8. It is next contended by the learned Vakil for the respondent that the arbitrators were guilty of misconduct, in that they refused the respondent's request that the arbitration proceedings may be adjourned to enable him to apply to the Court to set aside the appointment of the arbitrators under the proviso to Section 9 of the Act, In support of this position, he relied on the case of Palmer and Hosken, In re (1898) 1 Q.B. 181 . That case is a decision on Section 19 of the English Act (52 and 53 Vict. C. 49) on which the Indian Act is based. That section provides that arbitrators 'shall, if so directed by the Court or a Judge, state in the form of a special case for the opinion of the Court any question of law, etc.' It imposes a duty on the arbitrators and impliedly confers on the parties to an arbitration the right to apply to the Court for an order directing the arbitrators to state in the form of a special case for the opinion of the Court any question of law arising in the course of the reference. The learned Judges (Lindley, M.R., and Chitty, L.J.) who decided the case infer from this right a further duty on the part of the arbitrators to delay the award until the party can apply to the Court for an order directing a special case and hold that, if the arbitrator refuses to comply with the request to delay his award, he is guilty of misconduct, Chitty, L.J., points out that such requests must be made in good faith and on reasonable grounds.
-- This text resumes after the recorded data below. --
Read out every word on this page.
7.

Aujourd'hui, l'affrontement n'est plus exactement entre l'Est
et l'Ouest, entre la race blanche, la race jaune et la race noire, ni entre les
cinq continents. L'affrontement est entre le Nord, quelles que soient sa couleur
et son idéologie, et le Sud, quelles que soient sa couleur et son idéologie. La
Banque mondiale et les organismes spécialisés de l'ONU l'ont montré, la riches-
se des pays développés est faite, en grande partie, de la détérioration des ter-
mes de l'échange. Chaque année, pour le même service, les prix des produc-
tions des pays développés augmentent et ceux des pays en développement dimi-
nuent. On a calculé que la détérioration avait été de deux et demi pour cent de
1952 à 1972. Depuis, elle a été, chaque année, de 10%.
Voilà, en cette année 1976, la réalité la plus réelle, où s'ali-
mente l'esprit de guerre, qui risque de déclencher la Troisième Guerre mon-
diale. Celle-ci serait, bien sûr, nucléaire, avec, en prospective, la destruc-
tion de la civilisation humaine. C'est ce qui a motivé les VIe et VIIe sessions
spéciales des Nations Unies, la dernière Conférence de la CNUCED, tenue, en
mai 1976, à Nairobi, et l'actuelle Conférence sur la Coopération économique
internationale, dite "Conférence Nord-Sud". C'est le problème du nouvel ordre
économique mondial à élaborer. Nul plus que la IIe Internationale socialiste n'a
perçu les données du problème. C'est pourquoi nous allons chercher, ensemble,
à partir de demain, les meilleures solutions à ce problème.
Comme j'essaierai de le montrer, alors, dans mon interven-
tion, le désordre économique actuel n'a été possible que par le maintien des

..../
In this case the proviso to Section 9 imposes no duty on the arbitrators. Moreover, the appointment of the arbitrators in this case was made, not under Section 9(b), but under Clause 12 of the contract between the parties which displaced Section 9(b), and the proviso does not apply. It cannot be said that there is any reasonable ground for moving the Court to set aside the appointment of the arbitrators. I, therefore, hold that the arbitrators are not guilty of misconduct in proceeding with the arbitration, and that the award is valid.
9. In the result, the appeal will be allowed with costs throughout.